Sunday, December 15, 2013

Party Time

I  so distincly remember the panic I felt when I realized I was really in labor on Christmas Eve, five years ago.  My first thought was "are you kidding me?!".  After three weeks of bed rest, then 12 days of waiting every moment to have my baby, she decided to come on the eve of my favorite holiday ever.

I was so protective of her that first year.  So annoyed when strangers would console me for having my baby born on a holiday.  Inside I was so bummed.  I didn't want her to ever feel like her birthday was just another part of a bigger celebration for everyone else.  I wanted her to feel celebrated and special.  I don't know why I ever thought this would be an issue.

My girl is so loved.  She gets to spend her birthday every year with all the family that she loves so much.  She gets a little birthday tree with girly sparkly ornaments and a birthday brunch with all of her favorite foods.  I mean, who wouldn't want their party decorations to include a 6 foot tall decked out tree?!?

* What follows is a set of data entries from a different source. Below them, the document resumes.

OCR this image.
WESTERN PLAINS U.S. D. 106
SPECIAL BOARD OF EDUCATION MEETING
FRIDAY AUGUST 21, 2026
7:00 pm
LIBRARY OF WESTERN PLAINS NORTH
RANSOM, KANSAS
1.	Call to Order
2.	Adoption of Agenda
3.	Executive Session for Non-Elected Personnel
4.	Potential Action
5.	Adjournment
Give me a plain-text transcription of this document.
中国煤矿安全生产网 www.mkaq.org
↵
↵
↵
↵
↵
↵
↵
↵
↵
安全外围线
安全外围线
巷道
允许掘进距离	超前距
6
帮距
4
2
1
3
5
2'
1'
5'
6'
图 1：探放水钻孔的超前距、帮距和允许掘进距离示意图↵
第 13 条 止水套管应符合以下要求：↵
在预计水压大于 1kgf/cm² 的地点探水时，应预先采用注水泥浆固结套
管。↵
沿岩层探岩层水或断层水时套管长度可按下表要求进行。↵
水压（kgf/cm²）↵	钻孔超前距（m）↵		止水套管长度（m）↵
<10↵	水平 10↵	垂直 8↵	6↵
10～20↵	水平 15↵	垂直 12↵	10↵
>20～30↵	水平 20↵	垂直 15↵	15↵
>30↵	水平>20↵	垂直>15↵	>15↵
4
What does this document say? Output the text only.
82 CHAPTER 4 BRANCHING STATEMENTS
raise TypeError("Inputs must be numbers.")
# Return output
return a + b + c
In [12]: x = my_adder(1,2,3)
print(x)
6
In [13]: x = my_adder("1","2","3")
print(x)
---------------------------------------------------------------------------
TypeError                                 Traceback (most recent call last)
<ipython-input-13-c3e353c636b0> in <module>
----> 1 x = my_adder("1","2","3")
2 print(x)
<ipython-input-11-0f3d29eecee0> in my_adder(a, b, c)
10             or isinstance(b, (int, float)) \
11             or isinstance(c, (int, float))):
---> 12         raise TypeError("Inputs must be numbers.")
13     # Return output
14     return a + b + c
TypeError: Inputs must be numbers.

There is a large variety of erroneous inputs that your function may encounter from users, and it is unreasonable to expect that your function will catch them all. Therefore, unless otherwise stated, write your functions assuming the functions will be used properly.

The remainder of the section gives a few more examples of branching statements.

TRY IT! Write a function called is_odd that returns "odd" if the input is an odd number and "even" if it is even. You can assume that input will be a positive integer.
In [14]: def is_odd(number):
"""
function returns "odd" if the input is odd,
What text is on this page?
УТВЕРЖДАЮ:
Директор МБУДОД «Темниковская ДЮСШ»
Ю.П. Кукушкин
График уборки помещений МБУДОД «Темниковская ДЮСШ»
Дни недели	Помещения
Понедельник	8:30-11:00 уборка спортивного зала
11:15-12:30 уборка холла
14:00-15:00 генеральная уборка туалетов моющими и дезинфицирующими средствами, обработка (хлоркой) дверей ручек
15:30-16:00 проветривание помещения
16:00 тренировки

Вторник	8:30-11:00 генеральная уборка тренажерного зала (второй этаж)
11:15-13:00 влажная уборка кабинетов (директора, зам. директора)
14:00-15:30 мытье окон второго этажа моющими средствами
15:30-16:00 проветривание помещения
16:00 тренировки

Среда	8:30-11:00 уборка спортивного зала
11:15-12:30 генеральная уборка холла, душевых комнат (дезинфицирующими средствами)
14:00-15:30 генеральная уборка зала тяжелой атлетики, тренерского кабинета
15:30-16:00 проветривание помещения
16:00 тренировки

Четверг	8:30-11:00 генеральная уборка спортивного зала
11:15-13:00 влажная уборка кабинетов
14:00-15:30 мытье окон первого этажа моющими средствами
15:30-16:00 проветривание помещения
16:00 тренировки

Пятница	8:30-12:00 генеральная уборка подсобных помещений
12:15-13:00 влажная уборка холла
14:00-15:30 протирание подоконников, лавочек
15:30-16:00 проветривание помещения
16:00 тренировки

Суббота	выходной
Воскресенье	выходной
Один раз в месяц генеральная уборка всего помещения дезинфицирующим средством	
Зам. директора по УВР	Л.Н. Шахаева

She is such a good kid, so well deserving of this fuss made over her.  Just today when I asked if she wanted to open the rest of our family presents this evening she replied "but mom, I already got my present from you!" caressing the $16.99 Costco party dress we gave her this morning.  I love that girl.



I also love that this year she wanted to have a party with her friends.  Last year we were dealing with some funky social anxiety, this year she's flying high.  She was nothing but excited to share a homemade party with her best friends, from all walks of her little full life.  Friends from her class last year and friends from her class this year, neighborhood friends and music class friends.




I love 5.  These kids were so great today. I'll admit I was a bit nervous when all but 2 people RSVPd yes to our little home party.  13 kids in our tiny house with a christmas tree and party decorations? GO!  But it was fantastic.  A bit chaotic and loud and very happy and fun.  Just as a party should be.

I'm learning as I get older to go with the flow a bit more, focus on what really matters, in this case?  fun fun fun.  We played lots of games, unwrapped lots of things, ate yummy food and just enjoyed being tucked into this little house on a very snowy day.  I'm almost teary eyed about it all.  It was so great.  I'm so thankful for my Ainsley girl and all that she's brought to our lives.  All of these sweet little friends and their awesome parents, they were here because of her.  It's really amazing, all of it.

And as for this five year old girl of mine?  She's astounding.  She's grown up so much over this past year that both Ian and I are apt to forget some of our more trying moments with here mere months ago.  She's articulate and thoughtful, an amazing problem solver and inventor.  She's so ambitious and quick and clever.  She is right on the verge of reading and can sound out most small words we give her, can sound out nearly any word to spell, even quite long ones.  She's taken to having me dictate whole letters to people on a white board, then grabbing her clip board and descending to her room to copy it all neatly down.  She is so excited for  a desk of her own someday soon. I'll be so happy to oblige her, she's quite the working girl.  She's a great eater and will try most anything with an open mind (though cream cheese and jam is still her favorite, and fruit and cucumbers, and most things sweet).  She loves her dolls and toys quite fiercely and takes such good care of them (until she forgets where she laid them down last ;o).  Her room is always a jungle of perfectly choreographed playing.  She always has a plan and her plan is THE PLAN.  I could watch her play all day.

This fifth birthday is so bitter sweet for me, as they all are I guess.  I feel like five is the entry year into being a big kid.  She'll be in kindergarten next year, in full day school.  That' simply crazy to me. I can't even fathom it.  So for now I'm not, focusing on her amazing preschool and our simple at home days that I love so much and know I will always hold so dear to my heart.

Ok, there I go.  I'm really sad about that all ending.  For five years it's been her and me, most every moment of every day, and while I know we'll get into the swing and groove of her being a big kid right now I so love her littleness.

At her conference this fall I talked with Ainsley's teachers about her reluctance to join activities and have playdates on her own away from home.  Her kind wise teachers nodded and smiled calmly.  You're doing the right thing.  No need to push it.  She's just where she needs to be.  Since that moment I've let it go.  Ainsley will let us know when she's ready to join actives and be away from us more.  Soon enough that's all she'll want.  It is so precious to me that right now she mostly wants us and for all their bickering Louise is her best friend.  I hear from their teachers that those two find each other numerous times throughout the school day and hug.  I never want this phase to end.

But I'm learning this is the way with children.  You are simultaneously completely in love with them just how they are this moment, mourning their growing and changing a bit, and so excited for who they are becoming and all that lies ahead.  Right now my girl is perfect, and she was perfect three months ago and I know that this next year will be perfect and wonderful in it's own new way.






I love you so much Ainsley girl.  You make every day so blessed and magnificent.  Happy Fifth Birthday!